In 2003, the United States invaded Iraq on the obviously false pretext of weapons of mass destruction. A claimed intent to democratize the region was manufactured later, and credulously clung to by analysts who should know better. If Cohen thinks Islam has struggled to come to terms with modernity, perhaps it’s because modernity wasn’t the abstract arrival of a set of concepts in a classroom, but repeated and horrific invasions by far more modern armies with air forces that could not be challenged, and long-distance strike capacities that made them all but impregnable. That superiority perhaps fooled us into thinking there could be no downsides.
We could invade, we could meddle, we could harm, we could ravage, but we wouldn’t actually see any consequences. Our country has tilted towards fascism after several dangerous, but by no means existentially threatening, terrorist attacks; is it really surprising that countries that have all but been destroyed, several times over, harbor and sustain irredentist, apocalyptic terrorist movements? Determining whether Mateen was himself directly “radicalized,” as the term goes, by these events is kind of like determining if a specific weather event was the result of climate change. We speak of broad patterns, but our assuredness breaks down at the granular level.
But it does look like a World war all the same.
In 1979, the Soviet Union, an empire made up of what are today 15 nations, invaded Afghanistan; the U.S. worked with Pakistan, Saudi Arabia, and other countries, like Egypt and China, to offer assistance and arms to mujahidin fighters to resist and defeat that occupation. In 2003, the United States mustered a coalition of some forty-nine countries, which was strong enough to swiftly topple Iraq’s government, but not strong enough to pacify Iraq, establish a new government, or secure it from foreign fighters.
Jihadists poured into Iraq, intent on creating havoc; newly empowered Shi’a forces often allied with Iran. This has long been a global conflict, though we have trouble seeing that because we tend not to pay close attention to our foreign policy decisions. If, after all, Cohen can’t seem to understand that the last few decades has seen a mess made of the Middle East by international actors of vastly disproportionate capacity, then is it any wonder many Americans experience the rise of international terrorism as an event without material causes? To point this out is not intended to say one part of the world has greater blame than another, but to insist on the origins of the present conflict, so that we might actually end it.

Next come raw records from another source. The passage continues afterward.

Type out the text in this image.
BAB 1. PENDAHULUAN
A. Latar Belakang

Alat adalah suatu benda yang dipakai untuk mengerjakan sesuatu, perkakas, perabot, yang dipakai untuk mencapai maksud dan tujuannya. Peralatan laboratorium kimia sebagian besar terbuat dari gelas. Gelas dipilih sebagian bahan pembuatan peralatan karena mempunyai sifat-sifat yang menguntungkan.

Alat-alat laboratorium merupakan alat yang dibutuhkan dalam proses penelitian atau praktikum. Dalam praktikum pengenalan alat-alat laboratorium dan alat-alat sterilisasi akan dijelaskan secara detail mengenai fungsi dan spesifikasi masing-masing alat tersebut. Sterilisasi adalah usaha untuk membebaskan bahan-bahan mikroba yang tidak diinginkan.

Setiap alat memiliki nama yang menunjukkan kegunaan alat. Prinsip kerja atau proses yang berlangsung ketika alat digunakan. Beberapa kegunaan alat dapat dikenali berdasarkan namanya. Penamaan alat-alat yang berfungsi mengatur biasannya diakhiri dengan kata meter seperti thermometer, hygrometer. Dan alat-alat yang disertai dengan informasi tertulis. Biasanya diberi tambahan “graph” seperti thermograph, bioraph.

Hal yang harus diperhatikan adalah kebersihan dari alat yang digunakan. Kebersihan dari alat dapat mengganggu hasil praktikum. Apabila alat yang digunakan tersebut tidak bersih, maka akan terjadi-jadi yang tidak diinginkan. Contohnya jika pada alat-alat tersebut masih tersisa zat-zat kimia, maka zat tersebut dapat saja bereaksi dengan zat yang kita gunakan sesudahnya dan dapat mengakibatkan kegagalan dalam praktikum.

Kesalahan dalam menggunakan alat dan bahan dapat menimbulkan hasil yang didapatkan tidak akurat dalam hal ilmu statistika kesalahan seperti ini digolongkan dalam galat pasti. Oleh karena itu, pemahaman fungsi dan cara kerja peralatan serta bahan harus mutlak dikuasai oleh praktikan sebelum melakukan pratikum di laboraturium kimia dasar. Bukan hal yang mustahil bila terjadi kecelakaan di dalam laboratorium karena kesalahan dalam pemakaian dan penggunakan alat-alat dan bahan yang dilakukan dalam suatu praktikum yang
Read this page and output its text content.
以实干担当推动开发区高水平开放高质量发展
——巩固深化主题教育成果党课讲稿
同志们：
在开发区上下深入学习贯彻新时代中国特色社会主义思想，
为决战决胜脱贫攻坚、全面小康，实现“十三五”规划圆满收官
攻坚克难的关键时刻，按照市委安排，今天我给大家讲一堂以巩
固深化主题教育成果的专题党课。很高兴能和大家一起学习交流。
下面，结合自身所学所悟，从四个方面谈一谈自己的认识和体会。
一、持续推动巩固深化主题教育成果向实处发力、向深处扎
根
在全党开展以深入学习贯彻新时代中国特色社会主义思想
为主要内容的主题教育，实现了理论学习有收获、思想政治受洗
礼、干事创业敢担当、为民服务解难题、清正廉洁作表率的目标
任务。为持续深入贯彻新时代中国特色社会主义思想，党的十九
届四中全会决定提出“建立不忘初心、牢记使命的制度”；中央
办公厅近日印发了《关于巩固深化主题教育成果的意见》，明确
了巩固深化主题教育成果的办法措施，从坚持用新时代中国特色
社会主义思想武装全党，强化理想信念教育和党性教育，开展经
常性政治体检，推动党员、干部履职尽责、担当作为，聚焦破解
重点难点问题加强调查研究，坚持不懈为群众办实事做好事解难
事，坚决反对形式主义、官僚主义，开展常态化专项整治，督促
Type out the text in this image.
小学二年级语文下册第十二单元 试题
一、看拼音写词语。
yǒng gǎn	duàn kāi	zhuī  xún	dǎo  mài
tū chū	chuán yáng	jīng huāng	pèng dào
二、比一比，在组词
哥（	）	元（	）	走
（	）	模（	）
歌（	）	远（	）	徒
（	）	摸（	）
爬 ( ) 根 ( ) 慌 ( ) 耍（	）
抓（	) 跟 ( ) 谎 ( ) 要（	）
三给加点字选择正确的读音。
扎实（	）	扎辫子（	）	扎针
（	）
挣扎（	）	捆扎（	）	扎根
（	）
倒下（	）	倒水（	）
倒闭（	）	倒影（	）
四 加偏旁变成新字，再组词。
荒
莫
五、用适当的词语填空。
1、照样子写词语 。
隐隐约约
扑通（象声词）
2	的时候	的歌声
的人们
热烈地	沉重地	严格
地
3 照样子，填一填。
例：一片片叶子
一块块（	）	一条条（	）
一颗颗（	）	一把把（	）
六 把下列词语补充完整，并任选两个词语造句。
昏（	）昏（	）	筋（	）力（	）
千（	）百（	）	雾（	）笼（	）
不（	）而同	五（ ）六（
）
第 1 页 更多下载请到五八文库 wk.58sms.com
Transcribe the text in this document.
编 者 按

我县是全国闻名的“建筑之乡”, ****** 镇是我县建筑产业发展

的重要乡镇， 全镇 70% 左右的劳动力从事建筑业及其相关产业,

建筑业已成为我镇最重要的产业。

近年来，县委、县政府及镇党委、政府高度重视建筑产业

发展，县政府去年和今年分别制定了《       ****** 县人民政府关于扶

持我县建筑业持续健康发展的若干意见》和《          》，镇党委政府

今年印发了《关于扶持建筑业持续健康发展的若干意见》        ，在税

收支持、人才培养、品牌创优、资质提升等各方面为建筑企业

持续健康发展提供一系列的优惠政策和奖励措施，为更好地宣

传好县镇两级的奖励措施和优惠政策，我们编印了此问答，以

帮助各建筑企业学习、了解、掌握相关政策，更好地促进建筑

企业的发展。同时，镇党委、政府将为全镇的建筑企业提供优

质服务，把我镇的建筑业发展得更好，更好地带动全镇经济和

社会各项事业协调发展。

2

Various actors, from religious leaders to national politicians, invested in decisions that have only produced more violence, more harm, more mistrust, and more suspicion. It took us a lot of years to get to this point, and it’ll take us years to get out. But we only will if we accept that this is not just because Islam is undergoing an abstract civil war, but because forces that want violence, or have no response to violence, or are just oblivious to where it comes from, have been shaping the decisions too many of us have been making.
Because the scary thing is, there are people out there who want this World War to become a lot bloodier, a lot uglier, and a lot scarier.
We saw what one of them could do last weekend in Florida.